Resumo: Neste trabalho problematizamos as representações construídas pela modernidade sobre os conceitos de igualdade e de lei, discutindo as relações entre essas representações e a experiências brasileiras relativas a lei e a igualdade. Posteriormente, analisamos a economia moral e a articulação do público e do privado presentes na vida nacional. Apoiados nessas análises, perguntamos pelas representações da lei presentes na rede social nacional e pela constituição dos sujeitos inscritos nessa organização cultural. Perguntamos, ainda, pelas práticas psicoterápicas e psicanalíticas, sustentadas e desenvolvidas por esses sujeitos.

Introdução.

Nos últimos anos, pudemos e ainda podemos acompanhar, no desenrolar da vida nacional e mesmo em nossas experiências cotidianas, não só a valorização de comportamentos e discursos que utilizam os critérios da amizade e do parentesco, em detrimento dos critérios modernos da eficácia e da competência, como também acreditamos observar a elaboração de um "código de valores" que justificaria a adoção desses critérios.

Este aspecto nos chamou atenção, pois o discurso predominante nos setores comprometidos com a melhoria das condições de vida da população brasileira e, conseqüentemente, com a qualidade do atendimento psicológico e psicoterapêutico oferecido à população, pede pela cidadania e pela implantação dos valores da igualdade e da universalidade da lei. Nesse contexto, como sabemos, o critério da lei universal, refere-se a sua aplicação a todos. Entretanto, observamos a preferência das pessoas pela valorização dos aspectos pessoais e afetivos. Nas relações profissionais, por exemplo, ao mesmo tempo que professam a adesão aos critérios da competência e da eficácia, as pessoas, na prática, adotam os critérios da amizade, ou outros, para conduzir suas ações.

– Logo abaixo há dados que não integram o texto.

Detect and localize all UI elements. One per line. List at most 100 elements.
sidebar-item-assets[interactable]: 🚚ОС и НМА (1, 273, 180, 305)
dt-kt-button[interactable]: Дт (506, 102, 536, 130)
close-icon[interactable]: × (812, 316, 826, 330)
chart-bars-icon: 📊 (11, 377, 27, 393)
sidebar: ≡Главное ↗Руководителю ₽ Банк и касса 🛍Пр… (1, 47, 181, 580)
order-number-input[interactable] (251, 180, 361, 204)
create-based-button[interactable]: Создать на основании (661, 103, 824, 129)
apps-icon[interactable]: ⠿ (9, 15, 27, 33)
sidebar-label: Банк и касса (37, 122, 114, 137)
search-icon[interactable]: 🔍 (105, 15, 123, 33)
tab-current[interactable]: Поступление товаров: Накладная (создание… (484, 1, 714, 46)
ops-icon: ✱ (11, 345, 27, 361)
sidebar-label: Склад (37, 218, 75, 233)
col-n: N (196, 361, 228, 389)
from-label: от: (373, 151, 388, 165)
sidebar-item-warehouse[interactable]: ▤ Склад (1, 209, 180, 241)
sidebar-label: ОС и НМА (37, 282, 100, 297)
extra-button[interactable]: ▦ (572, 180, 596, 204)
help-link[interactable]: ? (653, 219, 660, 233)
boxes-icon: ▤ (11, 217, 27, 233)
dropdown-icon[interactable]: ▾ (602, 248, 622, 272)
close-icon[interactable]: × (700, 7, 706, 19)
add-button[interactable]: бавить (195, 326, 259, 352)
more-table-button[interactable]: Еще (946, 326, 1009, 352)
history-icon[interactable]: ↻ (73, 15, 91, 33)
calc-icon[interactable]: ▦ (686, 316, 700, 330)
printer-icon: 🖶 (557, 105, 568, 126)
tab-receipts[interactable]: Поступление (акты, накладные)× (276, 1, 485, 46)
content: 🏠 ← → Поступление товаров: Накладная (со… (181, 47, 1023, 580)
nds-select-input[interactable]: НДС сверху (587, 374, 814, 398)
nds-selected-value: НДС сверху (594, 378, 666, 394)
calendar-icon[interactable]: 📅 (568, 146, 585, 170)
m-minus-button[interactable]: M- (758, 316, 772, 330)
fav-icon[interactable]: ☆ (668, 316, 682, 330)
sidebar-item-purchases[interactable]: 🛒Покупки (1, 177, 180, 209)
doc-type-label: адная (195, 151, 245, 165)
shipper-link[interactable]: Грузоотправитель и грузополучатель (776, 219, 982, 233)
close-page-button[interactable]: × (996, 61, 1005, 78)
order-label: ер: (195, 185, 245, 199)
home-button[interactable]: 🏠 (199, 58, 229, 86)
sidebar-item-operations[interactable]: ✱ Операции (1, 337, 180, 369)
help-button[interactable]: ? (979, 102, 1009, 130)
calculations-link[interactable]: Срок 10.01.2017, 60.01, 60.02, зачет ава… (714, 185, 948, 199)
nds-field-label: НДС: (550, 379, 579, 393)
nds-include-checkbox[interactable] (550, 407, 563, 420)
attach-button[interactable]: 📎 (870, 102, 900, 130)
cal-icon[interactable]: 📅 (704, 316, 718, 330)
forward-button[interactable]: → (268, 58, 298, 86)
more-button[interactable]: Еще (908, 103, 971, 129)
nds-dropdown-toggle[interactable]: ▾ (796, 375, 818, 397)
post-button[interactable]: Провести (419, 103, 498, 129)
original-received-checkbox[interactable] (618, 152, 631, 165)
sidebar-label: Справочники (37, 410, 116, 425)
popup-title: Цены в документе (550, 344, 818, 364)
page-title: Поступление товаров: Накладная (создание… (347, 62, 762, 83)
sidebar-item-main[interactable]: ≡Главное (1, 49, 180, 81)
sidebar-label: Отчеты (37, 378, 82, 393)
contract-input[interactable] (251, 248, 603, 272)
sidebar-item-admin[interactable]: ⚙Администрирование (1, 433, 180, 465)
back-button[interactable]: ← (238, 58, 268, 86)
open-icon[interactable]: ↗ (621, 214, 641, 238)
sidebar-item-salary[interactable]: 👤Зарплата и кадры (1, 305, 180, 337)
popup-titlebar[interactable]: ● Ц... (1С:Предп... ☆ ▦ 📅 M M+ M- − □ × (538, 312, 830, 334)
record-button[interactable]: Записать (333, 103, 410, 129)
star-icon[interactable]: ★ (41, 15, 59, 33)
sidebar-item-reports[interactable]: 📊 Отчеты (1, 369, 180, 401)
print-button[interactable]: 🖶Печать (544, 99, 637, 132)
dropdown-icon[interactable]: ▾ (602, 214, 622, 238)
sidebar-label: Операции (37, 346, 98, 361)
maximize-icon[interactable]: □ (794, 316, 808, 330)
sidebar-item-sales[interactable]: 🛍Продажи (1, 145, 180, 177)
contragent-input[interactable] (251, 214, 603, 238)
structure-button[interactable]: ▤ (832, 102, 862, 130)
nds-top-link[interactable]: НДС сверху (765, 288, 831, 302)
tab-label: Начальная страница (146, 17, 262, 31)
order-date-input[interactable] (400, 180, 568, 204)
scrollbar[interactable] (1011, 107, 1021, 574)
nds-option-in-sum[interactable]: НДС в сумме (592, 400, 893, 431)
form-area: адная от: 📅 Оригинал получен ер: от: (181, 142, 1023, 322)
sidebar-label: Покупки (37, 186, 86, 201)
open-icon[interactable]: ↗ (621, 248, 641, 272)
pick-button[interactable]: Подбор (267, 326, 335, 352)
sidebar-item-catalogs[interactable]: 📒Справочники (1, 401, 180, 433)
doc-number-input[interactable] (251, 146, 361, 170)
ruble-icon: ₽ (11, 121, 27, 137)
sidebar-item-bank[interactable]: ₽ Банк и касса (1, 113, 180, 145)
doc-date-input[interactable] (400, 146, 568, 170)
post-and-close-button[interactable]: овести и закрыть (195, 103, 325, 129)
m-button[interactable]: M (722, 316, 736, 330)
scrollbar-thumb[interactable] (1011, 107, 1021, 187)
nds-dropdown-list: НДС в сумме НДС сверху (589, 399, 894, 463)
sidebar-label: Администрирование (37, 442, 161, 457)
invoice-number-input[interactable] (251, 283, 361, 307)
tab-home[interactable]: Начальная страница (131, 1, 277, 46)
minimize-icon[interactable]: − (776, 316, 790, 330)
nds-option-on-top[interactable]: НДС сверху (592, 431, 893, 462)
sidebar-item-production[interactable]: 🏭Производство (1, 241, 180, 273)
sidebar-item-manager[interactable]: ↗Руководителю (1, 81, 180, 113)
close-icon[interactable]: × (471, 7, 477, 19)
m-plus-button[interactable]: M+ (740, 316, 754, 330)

As diferentes situações experenciadas, levaram-nos a pensar se, de fato, existe a possibilidade de uma ética, baseada na adoção de critérios outros que não os da modernidade, o que, no mínimo, contrabalançaria a crítica quanto à preferência dos brasileiros pela valorização de critérios como a amizade e o parentesco. Afinal, seria possível uma articulação diferenciada dos princípios da liberdade e da igualdade, que não a construída pela modernidade? Teríamos a articulação de uma experiência da lei e com a lei, amparada por vivências específicas com esses princípios? E nossas práticas clínicas, como se articulariam a esses princípios? Afinal, nossos modelos teóricos e de intervenção são orientados por concepções de sujeito e de mundo. Dito de outra forma, nossa própria constituição subjetiva e a do outro, com o qual trabalhamos, encontram-se associadas a uma específica ordem cultural.

Essas questões nos mobilizaram gerando muitas e variadas perguntas, que nos levaram a desenvolver no decorrer dos anos de 1993 a 1997, no curso de Pós-Graduação em Psicologia Clínica da Puc de S.P., uma pesquisa abordando o tema das subjetividades no Brasil e da experiência da lei. Posteriormente, esse trabalho foi revisto, ampliado e publicado (2). É justamente uma parte das discussões realizadas nesse livro que apresentamos. Analisamos quais os sentidos atribuídos à práticas envolvendo o princípio da igualdade e a vivência com a lei (3) e, quais modos de subjetivação estariam sendo produzidos a partir desse contexto.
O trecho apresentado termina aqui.